Le soudain désintérêt des sciences sociales (particulièrement de la sociologie) pour la photographie est particulièrement visible entre les années ’40 et ’80. L’article de Becker de 1974 « Photography and sociology » est un bon exemple de cela. Il était originellement publié avec une vingtaine de photographie, mais l’édition originale est pourtant aujourd’hui difficilement trouvable et les éditions plus récentes ont supprimé les photographies. Un autre exemple illustrant la difficulté de pratiquer une sociologie visuelle dans les années ’80 est la thèse de Douglas Harper « Good Company ». Publié initialement en 1982, Harper doit attendre la réédition de 2006 pour pouvoir effectivement publier sa thèse avec toutes les photographies qu’il aurait voulu y mettre dès le début.

H. Becker : "Photography and Sociology" p. 18

H. Becker : “Photography and Sociology” p. 18

Selon Maresca, le choix d’utiliser des imagespour explorer le monde social permettait initialement la « valorisation visuelle de personnalité de choix » (Maresca, 1996 : 11). Avec le rapide développement de la photographie, tant au niveau de l’utilisation individuel qu’en tant que discipline, et l’augmentation constance du visuel dans notre société, des dérives sont ressenties :

« Au lieu, en effet, que le portrait continue à jouer son rôle traditionnel de valorisation visuelle des personnalités de choix, il s’est trouvé employé à la mise en image massive d’individus choisis comme représentatifs d’un vaste éventail de positions sociales ou professionnelles. […] [Il est devenu] une pièce parmi d’autres dans une collection d’effigies dont la valeur résultait d’un effet d’ensemble. » (Maresca, 1996 : 11–12).

Cette « relativisation par le nombre » (Maresca, 1996 : 12) induit ainsi une anonymisation dans la photographie qui n’est plus alors un instrument d’analyse, mais une édulcoration de la réalité sociale et devient au mieux une illustration, souvent superflue, du travail sociologique. Cette réflexion est à la base de la rupture entre les sciences sociales et les méthodes visuelles. Dans la période où la sociologie essaie de s’affranchir et s’affirmer en tant que science indépendante, elle tente de supprimer ce qu’elle considère comme étant trop subjectif. La valorisation des méthodes quantitatives par rapport aux méthodes qualitatives relève d’une même logique. Ces considérations sont néanmoins discutables et font fausse route à mon sens.
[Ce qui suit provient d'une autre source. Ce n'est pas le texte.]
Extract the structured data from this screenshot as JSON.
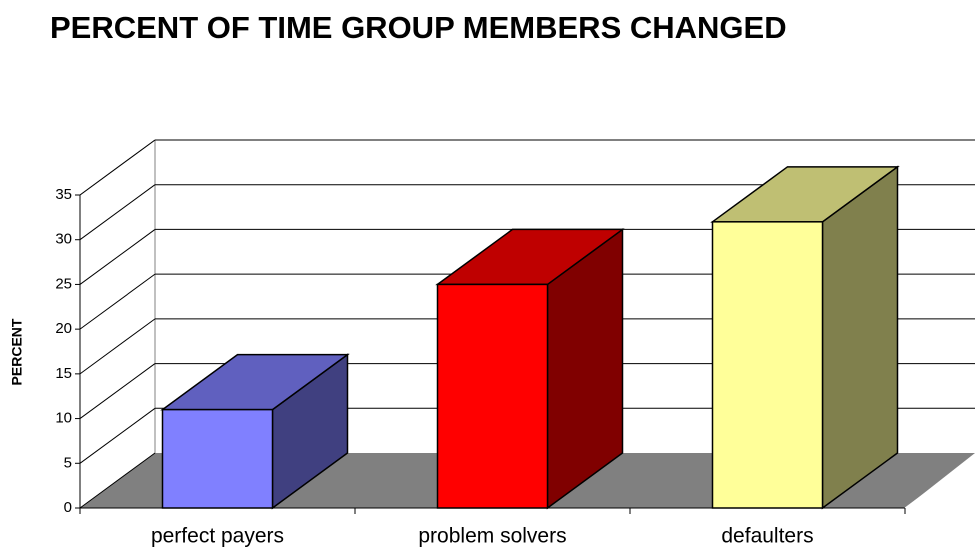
{
  "chart_data": {
    "type": "bar3d",
    "title": "PERCENT OF TIME GROUP MEMBERS CHANGED",
    "y_label": "PERCENT",
    "categories": [
      "perfect payers",
      "problem solvers",
      "defaulters"
    ],
    "values": [
      11,
      25,
      32
    ],
    "colors": [
      "#8080ff",
      "#ff0000",
      "#ffff99"
    ],
    "ylim": [
      0,
      35
    ],
    "yticks": [
      0,
      5,
      10,
      15,
      20,
      25,
      30,
      35
    ],
    "grid": true
  }
}
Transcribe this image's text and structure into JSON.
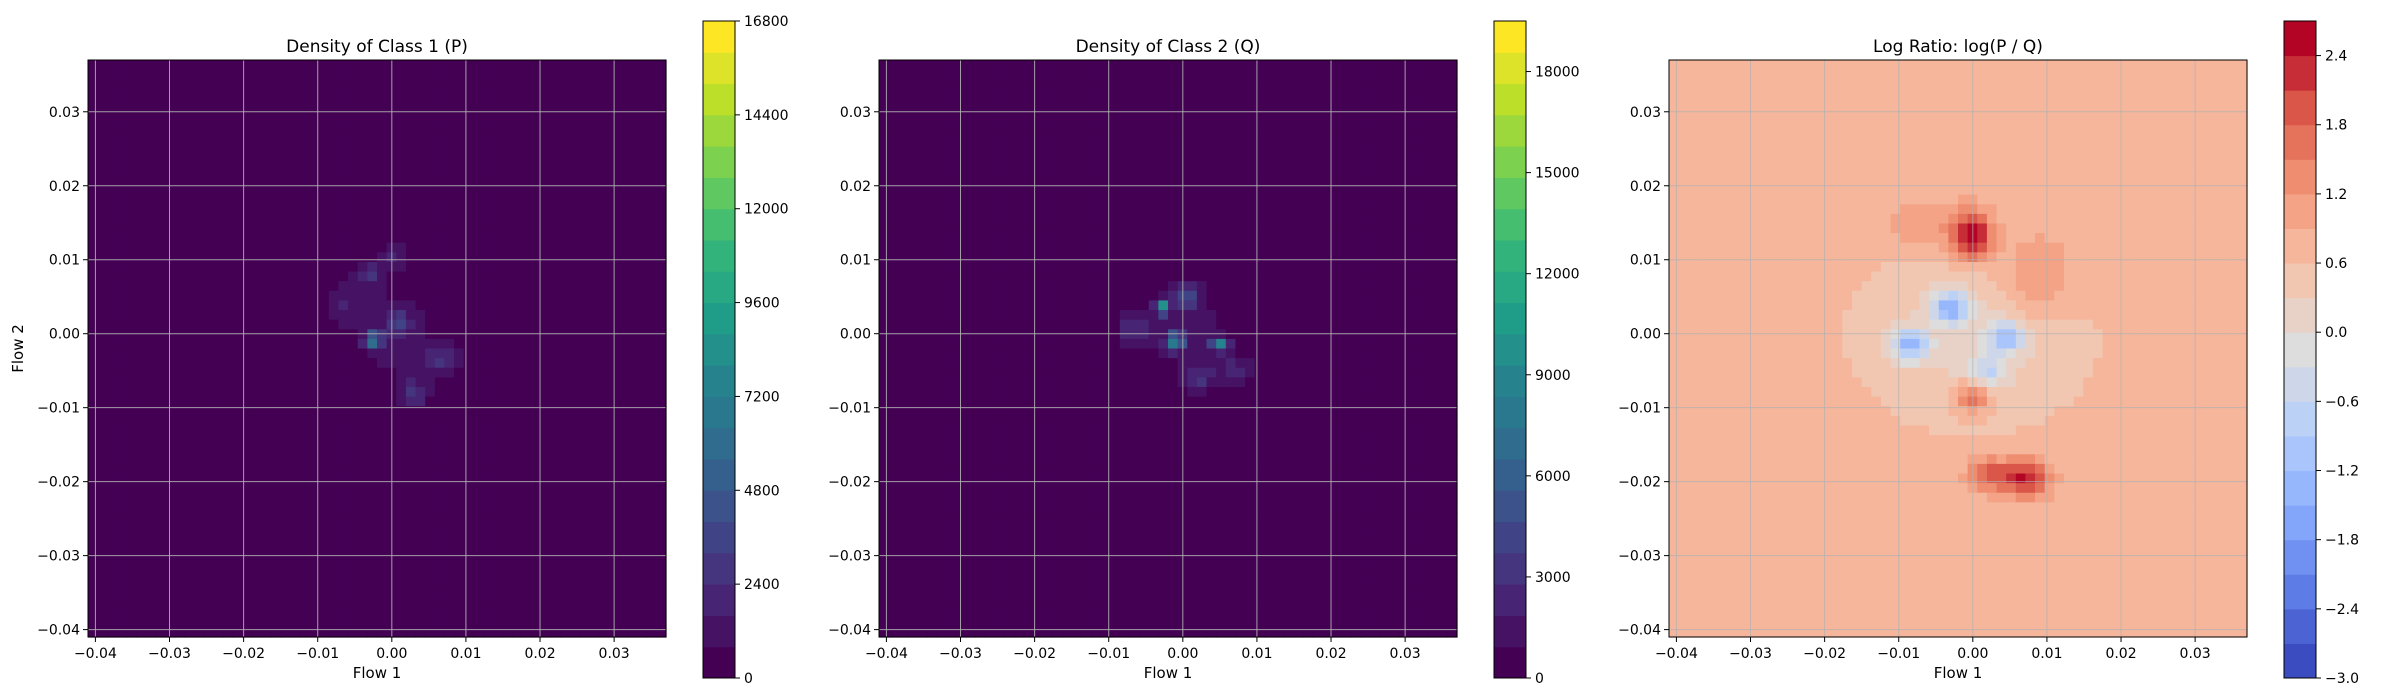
{
  "chart_data": [
    {
      "type": "heatmap",
      "title": "Density of Class 1 (P)",
      "xlabel": "Flow 1",
      "ylabel": "Flow 2",
      "xlim": [
        -0.041,
        0.037
      ],
      "ylim": [
        -0.041,
        0.037
      ],
      "xticks": [
        -0.04,
        -0.03,
        -0.02,
        -0.01,
        0.0,
        0.01,
        0.02,
        0.03
      ],
      "yticks": [
        -0.04,
        -0.03,
        -0.02,
        -0.01,
        0.0,
        0.01,
        0.02,
        0.03
      ],
      "xtick_labels": [
        "−0.04",
        "−0.03",
        "−0.02",
        "−0.01",
        "0.00",
        "0.01",
        "0.02",
        "0.03"
      ],
      "ytick_labels": [
        "−0.04",
        "−0.03",
        "−0.02",
        "−0.01",
        "0.00",
        "0.01",
        "0.02",
        "0.03"
      ],
      "grid": true,
      "colormap": "viridis",
      "colorbar": {
        "min": 0,
        "max": 16800,
        "ticks": [
          0,
          2400,
          4800,
          7200,
          9600,
          12000,
          14400,
          16800
        ],
        "tick_labels": [
          "0",
          "2400",
          "4800",
          "7200",
          "9600",
          "12000",
          "14400",
          "16800"
        ],
        "levels": 21,
        "vmax": 16800
      },
      "background_value": 0,
      "blobs": [
        {
          "x": 0.0,
          "y": 0.0,
          "sx": 0.0075,
          "sy": 0.009,
          "amp": 900
        },
        {
          "x": -0.0025,
          "y": -0.0008,
          "sx": 0.0008,
          "sy": 0.0006,
          "amp": 8500
        },
        {
          "x": 0.001,
          "y": 0.0015,
          "sx": 0.0012,
          "sy": 0.0012,
          "amp": 2500
        },
        {
          "x": -0.003,
          "y": 0.008,
          "sx": 0.0012,
          "sy": 0.0012,
          "amp": 2000
        },
        {
          "x": 0.0005,
          "y": 0.011,
          "sx": 0.001,
          "sy": 0.0012,
          "amp": 1600
        },
        {
          "x": 0.0065,
          "y": -0.0035,
          "sx": 0.0015,
          "sy": 0.0012,
          "amp": 2200
        },
        {
          "x": 0.003,
          "y": -0.008,
          "sx": 0.0012,
          "sy": 0.0012,
          "amp": 2400
        },
        {
          "x": -0.0065,
          "y": 0.004,
          "sx": 0.0015,
          "sy": 0.0015,
          "amp": 1200
        }
      ]
    },
    {
      "type": "heatmap",
      "title": "Density of Class 2 (Q)",
      "xlabel": "Flow 1",
      "ylabel": "",
      "xlim": [
        -0.041,
        0.037
      ],
      "ylim": [
        -0.041,
        0.037
      ],
      "xticks": [
        -0.04,
        -0.03,
        -0.02,
        -0.01,
        0.0,
        0.01,
        0.02,
        0.03
      ],
      "yticks": [
        -0.04,
        -0.03,
        -0.02,
        -0.01,
        0.0,
        0.01,
        0.02,
        0.03
      ],
      "xtick_labels": [
        "−0.04",
        "−0.03",
        "−0.02",
        "−0.01",
        "0.00",
        "0.01",
        "0.02",
        "0.03"
      ],
      "ytick_labels": [
        "−0.04",
        "−0.03",
        "−0.02",
        "−0.01",
        "0.00",
        "0.01",
        "0.02",
        "0.03"
      ],
      "grid": true,
      "colormap": "viridis",
      "colorbar": {
        "min": 0,
        "max": 19500,
        "ticks": [
          0,
          3000,
          6000,
          9000,
          12000,
          15000,
          18000
        ],
        "tick_labels": [
          "0",
          "3000",
          "6000",
          "9000",
          "12000",
          "15000",
          "18000"
        ],
        "levels": 21,
        "vmax": 19500
      },
      "background_value": 0,
      "blobs": [
        {
          "x": 0.0005,
          "y": 0.0005,
          "sx": 0.0075,
          "sy": 0.0065,
          "amp": 1100
        },
        {
          "x": -0.0028,
          "y": 0.0035,
          "sx": 0.0006,
          "sy": 0.0006,
          "amp": 10500
        },
        {
          "x": -0.001,
          "y": -0.001,
          "sx": 0.0008,
          "sy": 0.0008,
          "amp": 8500
        },
        {
          "x": 0.005,
          "y": -0.0015,
          "sx": 0.0008,
          "sy": 0.0006,
          "amp": 8000
        },
        {
          "x": 0.0005,
          "y": 0.005,
          "sx": 0.0012,
          "sy": 0.0012,
          "amp": 4000
        },
        {
          "x": -0.0065,
          "y": 0.0005,
          "sx": 0.0015,
          "sy": 0.0015,
          "amp": 2200
        },
        {
          "x": 0.002,
          "y": -0.006,
          "sx": 0.0015,
          "sy": 0.0012,
          "amp": 2600
        },
        {
          "x": 0.007,
          "y": -0.005,
          "sx": 0.0015,
          "sy": 0.0012,
          "amp": 2000
        }
      ]
    },
    {
      "type": "heatmap",
      "title": "Log Ratio: log(P / Q)",
      "xlabel": "Flow 1",
      "ylabel": "",
      "xlim": [
        -0.041,
        0.037
      ],
      "ylim": [
        -0.041,
        0.037
      ],
      "xticks": [
        -0.04,
        -0.03,
        -0.02,
        -0.01,
        0.0,
        0.01,
        0.02,
        0.03
      ],
      "yticks": [
        -0.04,
        -0.03,
        -0.02,
        -0.01,
        0.0,
        0.01,
        0.02,
        0.03
      ],
      "xtick_labels": [
        "−0.04",
        "−0.03",
        "−0.02",
        "−0.01",
        "0.00",
        "0.01",
        "0.02",
        "0.03"
      ],
      "ytick_labels": [
        "−0.04",
        "−0.03",
        "−0.02",
        "−0.01",
        "0.00",
        "0.01",
        "0.02",
        "0.03"
      ],
      "grid": true,
      "colormap": "coolwarm",
      "colorbar": {
        "min": -3.0,
        "max": 2.7,
        "ticks": [
          -3.0,
          -2.4,
          -1.8,
          -1.2,
          -0.6,
          0.0,
          0.6,
          1.2,
          1.8,
          2.4
        ],
        "tick_labels": [
          "−3.0",
          "−2.4",
          "−1.8",
          "−1.2",
          "−0.6",
          "0.0",
          "0.6",
          "1.2",
          "1.8",
          "2.4"
        ],
        "levels": 19,
        "vmin": -3.0,
        "vmax": 2.7
      },
      "background_value": 0.5,
      "blobs": [
        {
          "x": 0.0,
          "y": 0.0,
          "sx": 0.011,
          "sy": 0.009,
          "amp": -0.6
        },
        {
          "x": 0.0,
          "y": 0.0,
          "sx": 0.04,
          "sy": 0.04,
          "amp": 0.3
        },
        {
          "x": 0.0,
          "y": 0.013,
          "sx": 0.0018,
          "sy": 0.0022,
          "amp": 2.0
        },
        {
          "x": 0.0,
          "y": -0.0085,
          "sx": 0.0015,
          "sy": 0.0015,
          "amp": 1.3
        },
        {
          "x": 0.007,
          "y": -0.0195,
          "sx": 0.0022,
          "sy": 0.0018,
          "amp": 1.7
        },
        {
          "x": 0.002,
          "y": -0.019,
          "sx": 0.0018,
          "sy": 0.0015,
          "amp": 1.2
        },
        {
          "x": 0.0085,
          "y": 0.0075,
          "sx": 0.0035,
          "sy": 0.004,
          "amp": 0.7
        },
        {
          "x": -0.0055,
          "y": 0.0145,
          "sx": 0.0045,
          "sy": 0.0025,
          "amp": 0.5
        },
        {
          "x": -0.0085,
          "y": -0.0015,
          "sx": 0.0018,
          "sy": 0.0015,
          "amp": -1.7
        },
        {
          "x": -0.003,
          "y": 0.0035,
          "sx": 0.0018,
          "sy": 0.0015,
          "amp": -1.8
        },
        {
          "x": 0.0045,
          "y": -0.0005,
          "sx": 0.0018,
          "sy": 0.0015,
          "amp": -1.5
        },
        {
          "x": 0.002,
          "y": -0.005,
          "sx": 0.0018,
          "sy": 0.0015,
          "amp": -1.0
        }
      ]
    }
  ]
}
Ce débat prend sens dans une tentative d’émancipation de la sociologie. Comme la photographie documentaire prend la sociologie comme référence explicite et que les deux disciplines se développent plus ou moins parallèlement, la sociologie tente d’affirmer sa distance, sa différence et de prouver sa scientificité. La rupture entre sociologie et photographie apparaît à ce moment précis de constitution de la sociologie comme science à part entière.

Dépasser la rupture…

Cette rupture tend à s’effriter, mais elle dure toujours. Avec de nouveaux domaines en sociologie comme la sociologie de l’art, de la communication et des médias ou la sociologie de l’image, l’usage de la photographie (re)gagne de plus en plus sa place au sein de la sociologie et des sciences sociales en général. Néanmoins, très peu de revues de sociologie comportent à ce jour des illustrations et les méthodes statistiques semblent traditionnellement porteuses de plus de représentativité et de scientificité. Cette rupture sert, dans le meilleur des cas, à faire paraître certaines méthodes comme scientifiques alors qu’elles peuvent ne pas l’être du tout et discréditer d’autres méthodes tout autant valides mais dans une perspective différente. Il ne s’agit donc pas d’opposer des méthodes, mais de les utiliser de manière complémentaire, selon la portion du monde social qu’elles permettent d’éclairer.

Bibliographie

Becker, Howard S. 1974. “Photography and Sociology.” Studies in the Anthropology of Visual Communication (1): 3–26.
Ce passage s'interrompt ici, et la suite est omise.